As a young teenager in the religiously divided East End of Glasgow, I started to think about the differences between Catholics and Protestants at a religious level. But I had never consciously believed in Jesus Christ, nor really understood the gospel properly though I had probably heard it many times.

The turning point came at a church jumble sale of all things in December 1987. On the second-hand book stall there were three little books, which obviously dated from the Second World War. One was called The Soldier's Guide, one was called The Sailor's Guide, and one was called The Airman's Guide. Here are pictures of the book covers that caught my eye initially:


I remember thinking that they would be something to do with training servicemen for the war and so I bought the three little books for about 20p. Later, when I got home, to my dismay I discovered that the books had nothing to do with teaching new recruits how to assemble a rifle or navigate a destroyer. They were Christian evangelistic booklets written for servicemen during the war! However I started to read them anyway, and at length I came to a presentation of the gospel called "Man's Questions and God's Answers" by Dr. Gordon MacLennan. (I've since learned that Dr MacLennan was a conservative Presbyterian minister from Philadelphia who had been at the forefront of attempts to keep the Presbyterian Church of the United States true to the Bible and the Westminster Confession of Faith in the 1920s - one day in heaven I hope to shake his hand).

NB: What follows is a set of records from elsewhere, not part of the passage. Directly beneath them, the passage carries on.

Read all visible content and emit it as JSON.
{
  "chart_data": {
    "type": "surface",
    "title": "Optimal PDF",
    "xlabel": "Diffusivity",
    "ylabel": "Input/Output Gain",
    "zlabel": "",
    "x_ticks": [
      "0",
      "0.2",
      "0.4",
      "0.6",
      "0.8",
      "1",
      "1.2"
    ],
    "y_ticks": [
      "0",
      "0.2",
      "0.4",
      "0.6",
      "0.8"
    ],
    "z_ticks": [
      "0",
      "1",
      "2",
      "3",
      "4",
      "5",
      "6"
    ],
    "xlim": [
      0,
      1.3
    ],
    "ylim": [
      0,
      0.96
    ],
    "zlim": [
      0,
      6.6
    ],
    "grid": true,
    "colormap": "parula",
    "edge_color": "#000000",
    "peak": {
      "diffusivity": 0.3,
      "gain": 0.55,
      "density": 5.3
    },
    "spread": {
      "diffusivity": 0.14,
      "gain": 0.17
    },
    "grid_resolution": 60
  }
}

As I began to read "Man's Questions and God's Answers" I became aware that the words of Scripture and the gospel presentation were really challenging me and encouraging me to believe in the Lord Jesus Christ in a way I had never felt before. I still think it is one of the best gospel presentations I have ever read - and certainly the most important for me personally! The tract ends with these words:

"God has answered all the questions you can ask. How will you answer Him? What will you do with Jesus, which called Christ? Will you say - Here and now I accept Him as my own and only Saviour?" The night I read those questions, I said "Yes, Lord, I believe."

Since then I have grown in the faith through reading many good books, hearing many good sermons and attending many good Bible studies. Most of all though I have grown with the help of the Holy Spirit and prayer as I have read the God's precious word, the Bible.

In due course as my faith grew, on the 28th October 1990 I was admitted to full communicant membership of the church by public profession of faith.

This was the same month I began my studies at the University of Glasgow. I finished University in 1995 having received my LL.B. (Hons) and a Postgraduate Diploma in Legal Practice. However, I have never practised as a solicitor. Instead I went on to work in the Civil Service and then in the head office of CWS Retail before taking a job as a Translation Project Manager. I was later promoted to Quality Manager in the same company.

I was soon seeking to serve God in as many ways in the local congregation, which included serving on the Congregational Board and then later as a ruling elder on the Kirk Session.

In February 2008 I started to go out with a beautiful young lady, Laura, who would become my wife in 2009. When we got married, we both decided to start going to a new church together and since September 2009 we have been attending Sandyford Henderson Memorial Church in Glasghow (becoming members there in March 2010). Our son was born early in 2012 and baptised later that year.

We continue to worship and seek to serve God, through my blogging, on a Facebook page, and in my local church. 

There have been ups and downs in my life as a Christian, but I have never regretted saying "Yes" to Christ when I heard his voice in a tract written by an American minister, printed in a little disposable booklet published in 1940 for the troops, that turned up in a jumble sale in 1987 in Glasgow and was bought by someone who totally misunderstood what the book was going to be about. Surely it can never have been easier for any Christian to accept that God really does "work all things according to the counsel of his own will" (Ephesians 1:11) than it was for me.